DO NOT CRIMP! for accurate ammo that you want to send long distances,
I don't think you will get your numbers down crimping. If you need more neck tension for feeding from a mag you would be better off sanding down your mandrel or go bushing die for the tension rather than crimping.
Stop crimping first, if that don't help try messing with charge weight. For long range you are better off with a load that has good SD and ES numbers and not so good groups than good groups but shitty SD and ESs.( with slower loads and low hit probabilities)
Off on a tangent I go to explain my above statement.......
For example:(from my Applied Ballistics WEZ analysis program)
17fps SD with .75 moa Rifle Precision equals 69% hit probability(in zero wind on an IPSC silhouette @1000)
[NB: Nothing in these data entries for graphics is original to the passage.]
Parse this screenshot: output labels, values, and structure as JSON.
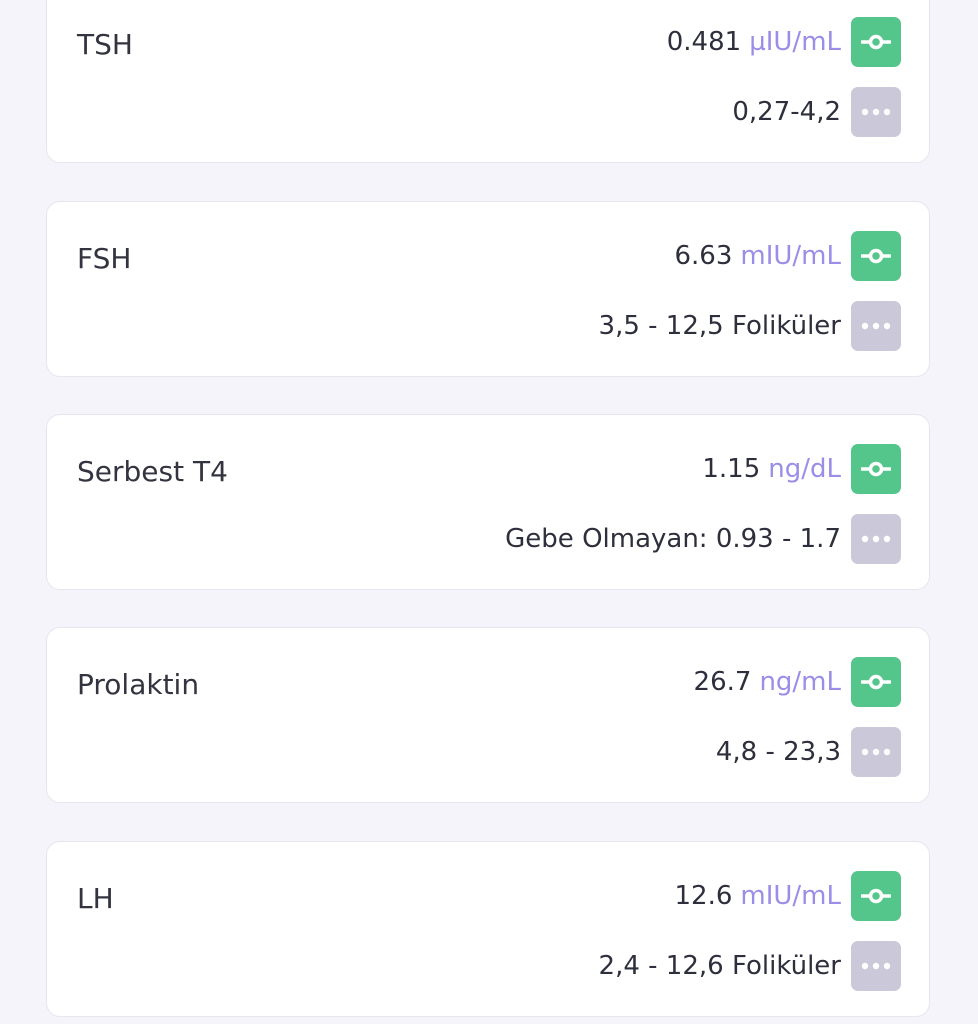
{
  "colors": {
    "status_button": "#55c68b",
    "more_button": "#cbc9d9",
    "unit_text": "#9a8ee8",
    "background": "#f4f4fa"
  },
  "icons": {
    "status": "commit-circle-icon",
    "more": "more-horizontal-icon"
  },
  "tests": [
    {
      "name": "TSH",
      "value": "0.481",
      "unit": "µIU/mL",
      "reference": "0,27-4,2"
    },
    {
      "name": "FSH",
      "value": "6.63",
      "unit": "mIU/mL",
      "reference": "3,5 - 12,5 Foliküler"
    },
    {
      "name": "Serbest T4",
      "value": "1.15",
      "unit": "ng/dL",
      "reference": "Gebe Olmayan: 0.93 - 1.7"
    },
    {
      "name": "Prolaktin",
      "value": "26.7",
      "unit": "ng/mL",
      "reference": "4,8 - 23,3"
    },
    {
      "name": "LH",
      "value": "12.6",
      "unit": "mIU/mL",
      "reference": "2,4 - 12,6 Foliküler"
    }
  ]
}
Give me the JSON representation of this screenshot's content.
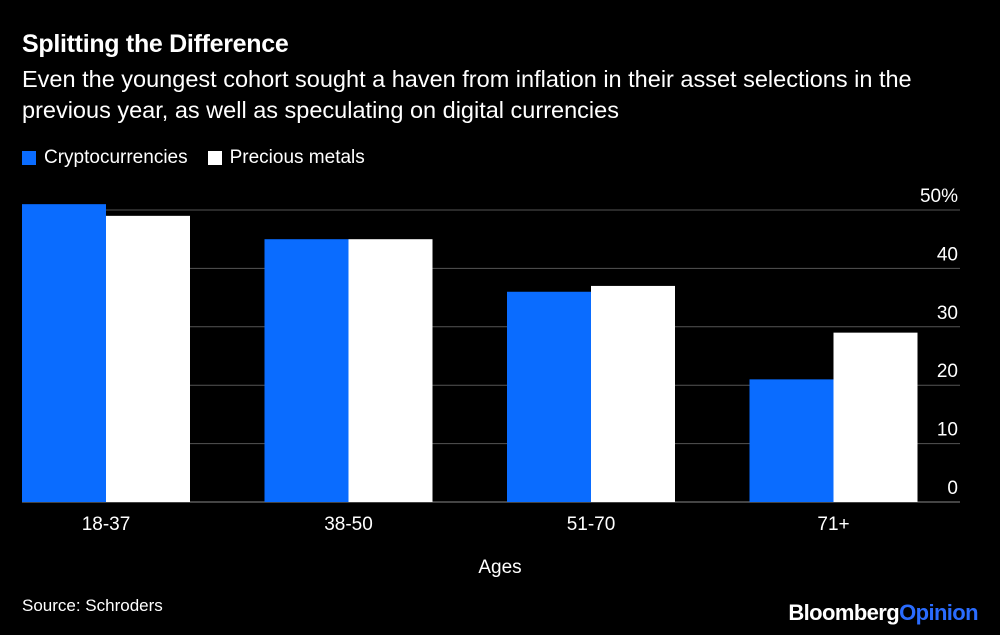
{
  "title": "Splitting the Difference",
  "subtitle": "Even the youngest cohort sought a haven from inflation in their asset selections in the previous year, as well as speculating on digital currencies",
  "source": "Source: Schroders",
  "brand": {
    "main": "Bloomberg",
    "accent": "Opinion"
  },
  "colors": {
    "crypto": "#0a6cff",
    "metals": "#ffffff",
    "grid": "#555555",
    "text": "#ffffff",
    "brand_accent": "#2a6cff"
  },
  "chart_data": {
    "type": "bar",
    "title": "Splitting the Difference",
    "xlabel": "Ages",
    "ylabel": "",
    "categories": [
      "18-37",
      "38-50",
      "51-70",
      "71+"
    ],
    "series": [
      {
        "name": "Cryptocurrencies",
        "color": "#0a6cff",
        "values": [
          51,
          45,
          36,
          21
        ]
      },
      {
        "name": "Precious metals",
        "color": "#ffffff",
        "values": [
          49,
          45,
          37,
          29
        ]
      }
    ],
    "ylim": [
      0,
      50
    ],
    "yticks": [
      0,
      10,
      20,
      30,
      40,
      50
    ],
    "ytick_labels": [
      "0",
      "10",
      "20",
      "30",
      "40",
      "50%"
    ],
    "yaxis_side": "right",
    "grid": true,
    "legend": "top-left"
  }
}
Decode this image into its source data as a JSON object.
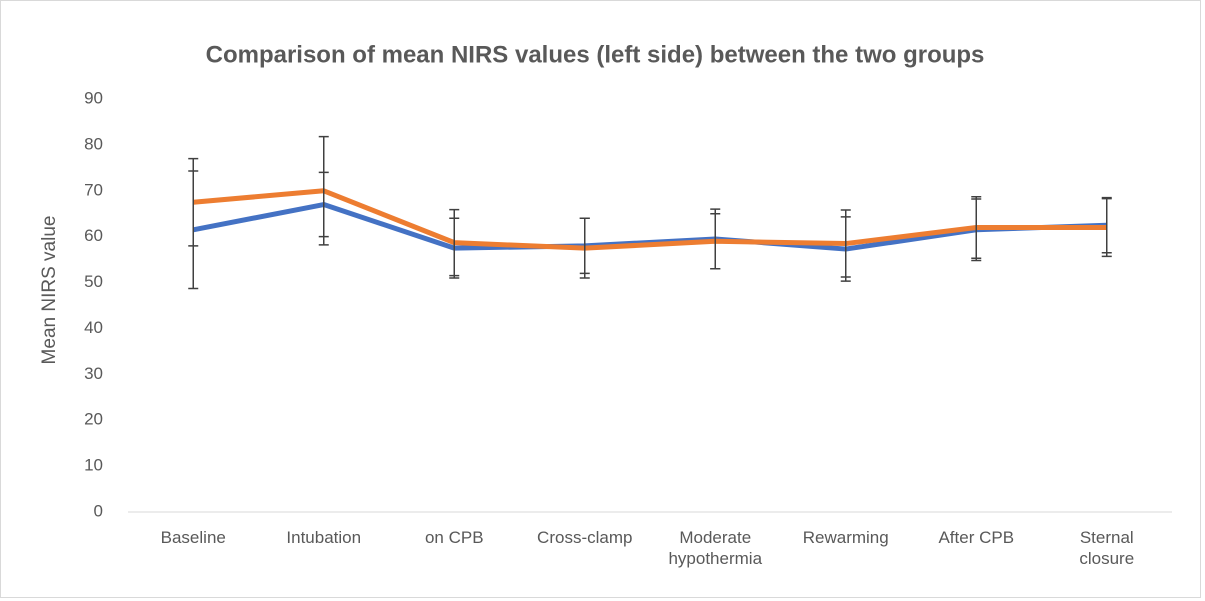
{
  "chart_data": {
    "type": "line",
    "title": "Comparison of mean NIRS values (left side) between the two groups",
    "y_label": "Mean NIRS value",
    "categories": [
      "Baseline",
      "Intubation",
      "on CPB",
      "Cross-clamp",
      "Moderate hypothermia",
      "Rewarming",
      "After CPB",
      "Sternal closure"
    ],
    "series": [
      {
        "color": "#4472c4",
        "values": [
          61.5,
          67,
          57.5,
          58,
          59.5,
          57.3,
          61.5,
          62.5
        ],
        "errors": [
          12.8,
          7,
          6.5,
          6,
          6.5,
          7,
          6.7,
          6
        ]
      },
      {
        "color": "#ed7d31",
        "values": [
          67.5,
          70,
          58.7,
          57.5,
          59,
          58.5,
          62,
          62
        ],
        "errors": [
          9.5,
          11.8,
          7.2,
          6.5,
          6,
          7.3,
          6.7,
          6.3
        ]
      }
    ],
    "error_bar_color": "#404040",
    "ylim": [
      0,
      90
    ],
    "yticks": [
      0,
      10,
      20,
      30,
      40,
      50,
      60,
      70,
      80,
      90
    ],
    "grid": false
  }
}
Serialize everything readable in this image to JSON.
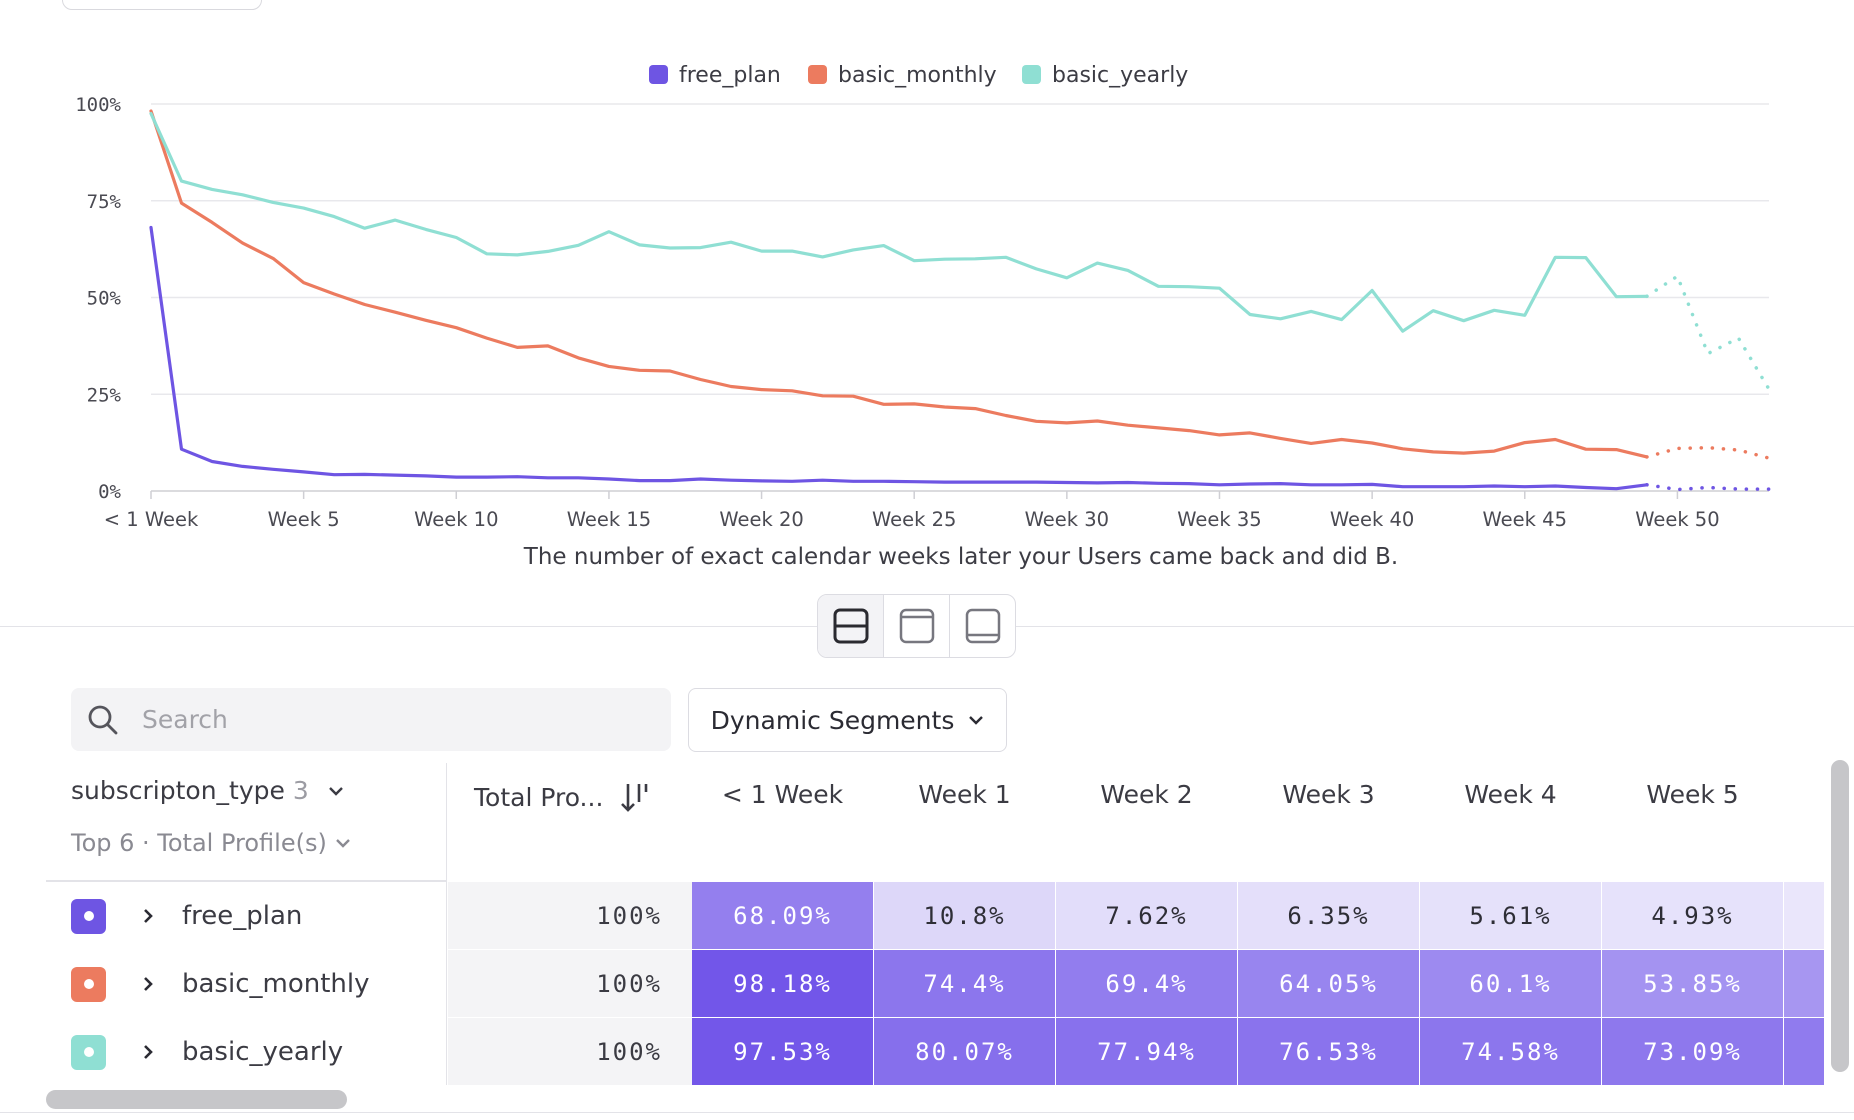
{
  "chart_data": {
    "type": "line",
    "xlabel": "The number of exact calendar weeks later your Users came back and did B.",
    "x_ticks": [
      "< 1 Week",
      "Week 5",
      "Week 10",
      "Week 15",
      "Week 20",
      "Week 25",
      "Week 30",
      "Week 35",
      "Week 40",
      "Week 45",
      "Week 50"
    ],
    "y_ticks": [
      "100%",
      "75%",
      "50%",
      "25%",
      "0%"
    ],
    "ylim": [
      0,
      100
    ],
    "x_range": [
      0,
      53
    ],
    "solid_through_week": 49,
    "grid": true,
    "legend_position": "top-center",
    "series": [
      {
        "name": "free_plan",
        "color": "#6e55e3",
        "values": [
          68.09,
          10.8,
          7.62,
          6.35,
          5.61,
          4.93,
          4.2,
          4.3,
          4.1,
          3.9,
          3.6,
          3.6,
          3.7,
          3.4,
          3.4,
          3.1,
          2.7,
          2.7,
          3.1,
          2.8,
          2.6,
          2.5,
          2.8,
          2.5,
          2.5,
          2.4,
          2.3,
          2.3,
          2.3,
          2.3,
          2.2,
          2.1,
          2.2,
          2.0,
          1.9,
          1.6,
          1.8,
          1.9,
          1.6,
          1.6,
          1.7,
          1.1,
          1.1,
          1.1,
          1.3,
          1.1,
          1.3,
          0.9,
          0.6,
          1.6,
          0.4,
          0.9,
          0.5,
          0.5
        ]
      },
      {
        "name": "basic_monthly",
        "color": "#ec7b5f",
        "values": [
          98.18,
          74.4,
          69.4,
          64.05,
          60.1,
          53.85,
          50.9,
          48.2,
          46.2,
          44.1,
          42.2,
          39.5,
          37.1,
          37.5,
          34.4,
          32.2,
          31.2,
          31.0,
          28.8,
          27.0,
          26.2,
          25.9,
          24.6,
          24.5,
          22.4,
          22.5,
          21.7,
          21.3,
          19.5,
          18.0,
          17.6,
          18.1,
          17.0,
          16.3,
          15.6,
          14.5,
          15.0,
          13.6,
          12.3,
          13.3,
          12.4,
          10.9,
          10.1,
          9.8,
          10.3,
          12.5,
          13.3,
          10.8,
          10.7,
          8.8,
          11.0,
          11.2,
          10.6,
          8.5
        ]
      },
      {
        "name": "basic_yearly",
        "color": "#8fdfd3",
        "values": [
          97.53,
          80.07,
          77.94,
          76.53,
          74.58,
          73.09,
          70.9,
          67.9,
          70.0,
          67.6,
          65.5,
          61.3,
          61.0,
          61.9,
          63.5,
          67.0,
          63.6,
          62.8,
          62.9,
          64.3,
          62.0,
          62.0,
          60.5,
          62.3,
          63.4,
          59.5,
          59.9,
          60.0,
          60.4,
          57.4,
          55.1,
          58.9,
          57.0,
          52.9,
          52.8,
          52.4,
          45.6,
          44.5,
          46.4,
          44.3,
          51.8,
          41.3,
          46.6,
          44.0,
          46.7,
          45.4,
          60.4,
          60.3,
          50.2,
          50.3,
          55.5,
          35.5,
          39.5,
          26.3
        ]
      }
    ]
  },
  "toolbar": {
    "view_buttons": [
      "split-view-icon",
      "top-panel-icon",
      "bottom-panel-icon"
    ],
    "search_placeholder": "Search",
    "segments_label": "Dynamic Segments"
  },
  "table": {
    "group_label": "subscripton_type",
    "group_count": "3",
    "top_label": "Top 6 · Total Profile(s)",
    "total_header": "Total Pro...",
    "columns": [
      "< 1 Week",
      "Week 1",
      "Week 2",
      "Week 3",
      "Week 4",
      "Week 5"
    ],
    "rows": [
      {
        "name": "free_plan",
        "color": "#6e55e3",
        "total": "100%",
        "cells": [
          "68.09%",
          "10.8%",
          "7.62%",
          "6.35%",
          "5.61%",
          "4.93%"
        ]
      },
      {
        "name": "basic_monthly",
        "color": "#ec7b5f",
        "total": "100%",
        "cells": [
          "98.18%",
          "74.4%",
          "69.4%",
          "64.05%",
          "60.1%",
          "53.85%"
        ]
      },
      {
        "name": "basic_yearly",
        "color": "#8fdfd3",
        "total": "100%",
        "cells": [
          "97.53%",
          "80.07%",
          "77.94%",
          "76.53%",
          "74.58%",
          "73.09%"
        ]
      }
    ]
  }
}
10fps SD with 1.25 moa Rifle Precision equals 84% hit probability(in zero wind on an IPSC silhouette @1000)
If you can keep the group size and lower SD to 10fps SD with .75 moa Rifle Precision equals 89% hit probability. Don't help much.
.75moa vs. 1.25moa is a difference of 5" in groups size at 1000yds. That is a 2.5" to the left, right, up and down, nearly meaningless considering drift is 11.5"/mph of wind at that range. 10mph of full wind is over 110" of drift, that 2.5" one direction or another is insignificant.
If I can get 3/4 to 1moa at 100yds with 10fps or less SDs and 30fps or less ESs(over 10-15shots) I call it good. I am shooting .308s and .223s out of short barrels to longer distances than the rounds are ideal for, where wind drift is the largest factor. Wasting time trying for tiny groups is pointless.